Henri Girard era un hombre de buena familia, pero pertenecía a la cofradía de los vividores. Eso lo condujo al fraude y posteriormente al asesinato. Su modus operandi era sencillo: trababa amistad con sus víctimas, las convencía para que contrataran uno o varios seguros de vida con él como beneficiario, y luego las envenenaba para cobrar el dinero.
Lo original de Girard es que no recurrió al arsénico u otros venenos clásicos. Él fue un pionero en el empleo de agentes biológicos, tanto ingeridos como inyectados. O sea, podemos considerarlo un genuino «asesino científico».
Girard, gracias a sus estudios sobre Bacteriología, convirtió su casa en un laboratorio donde preparó cultivos de la bacteria causante de la fiebre tifoidea, y con ella se deshizo de su primera víctima. Inoculó la comida de toda la familia Pernotte (marido, mujer y dos hijos), que contrajeron la enfermedad. Sobrevivieron, pero el marido acabó con secuelas, y Girard lo engañó, inyectándole las bacterias y diciéndole que se trataba de un remedio curativo. El pobre hombre murió en 1912.
Las siguientes víctimas de Girard fueron el señor Godel (en 1913) y un tal Delmas (en 1915). Por suerte, ambos sobrevivieron a las fiebres tifoideas y, razonablemente mosqueados, rompieron relaciones con Girard. Este no se desanimó, y fue a la caza de un nuevo objetivo: Michel Duroux. El cual, igual que los anteriores, no murió de tifoideas. Más aún, ni siquiera enfermó. Esto hizo que nuestro asesino desconfiara de las bacterias y se decidiera a explorar la efectividad de nuevos agentes biológicos. En este caso, optó por una seta mortal, la famosa oronja verde (Amanita phalloides). Es bien conocida por los aficionados pero, a pesar de eso, todos los años se lleva a alguien a la tumba, después de destrozarle el hígado.
Al principio, los resultados tampoco fueron satisfactorios para sus intereses. Duroux seguía sin querer morirse. ¿Por qué? Según las fuentes que consultemos, las teorías son contradictorias. Hay quien afirma que Girard se confundió de especie y dio a su víctima Amanita citrina, una seta inofensiva pero muy parecida a la mortal. A saber. Probablemente trató de seguir envenenando con setas a Duroux, que acabó rompiendo su amistad con él. Por motivos de salud, más que nada.
En cualquier caso, Girard perseveró y perfeccionó sus envenenamientos. Ahora probó con una viuda, la señora Monin, la cual acabó muriendo por ingestión de setas venenosas en 1918, según dictaminó la autopsia.
La perdición de nuestro asesino fue subestimar a las compañías de seguros, que denunciaron el caso.

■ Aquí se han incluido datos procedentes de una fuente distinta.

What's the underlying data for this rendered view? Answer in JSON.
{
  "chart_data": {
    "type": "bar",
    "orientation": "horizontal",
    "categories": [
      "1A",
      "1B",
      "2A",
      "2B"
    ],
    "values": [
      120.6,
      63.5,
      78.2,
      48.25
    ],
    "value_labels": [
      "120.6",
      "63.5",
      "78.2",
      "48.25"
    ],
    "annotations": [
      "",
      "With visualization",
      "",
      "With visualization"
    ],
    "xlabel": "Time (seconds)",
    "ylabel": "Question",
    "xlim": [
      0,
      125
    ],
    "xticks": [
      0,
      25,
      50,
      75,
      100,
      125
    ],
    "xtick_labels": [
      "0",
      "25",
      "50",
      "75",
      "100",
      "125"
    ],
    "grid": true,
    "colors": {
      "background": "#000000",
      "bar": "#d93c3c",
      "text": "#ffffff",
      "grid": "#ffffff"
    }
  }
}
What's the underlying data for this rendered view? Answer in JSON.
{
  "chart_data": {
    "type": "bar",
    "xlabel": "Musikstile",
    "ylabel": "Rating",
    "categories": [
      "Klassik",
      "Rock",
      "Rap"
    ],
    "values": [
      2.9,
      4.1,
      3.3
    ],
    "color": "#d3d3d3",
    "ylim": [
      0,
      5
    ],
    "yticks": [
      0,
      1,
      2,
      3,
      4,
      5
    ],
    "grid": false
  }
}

La maquinaria judicial francesa se puso en marcha, lo que condujo al arresto de Girard en agosto de 1918. La investigación fue larga y difícil; duró treinta y dos meses hasta que todo estuvo listo para juzgarlo. Se le pudo acusar de dos asesinatos, y menos mal; si no nos fallan las cuentas, seis personas se recuperaron del intento de envenenarlas.
Si el caso no fue tan famoso como merecía, se debió a las circunstancias. En 1918 acabó la Primera Guerra Mundial, y Europa estaba hecha unos zorros. Para complicarlo todo, la pandemia de gripe mató a más de cincuenta millones de personas en el mundo. La Humanidad tenía otras cosas de qué preocuparse.
Por cierto, Girard no esperó a que la Justicia siguiera su curso y dictara sentencia. Se suicidó a lo grande, con estilo, tal como había vivido: bebiéndose un cultivo de tifoidea que había conseguido colar en la cárcel. Corría el año 1921.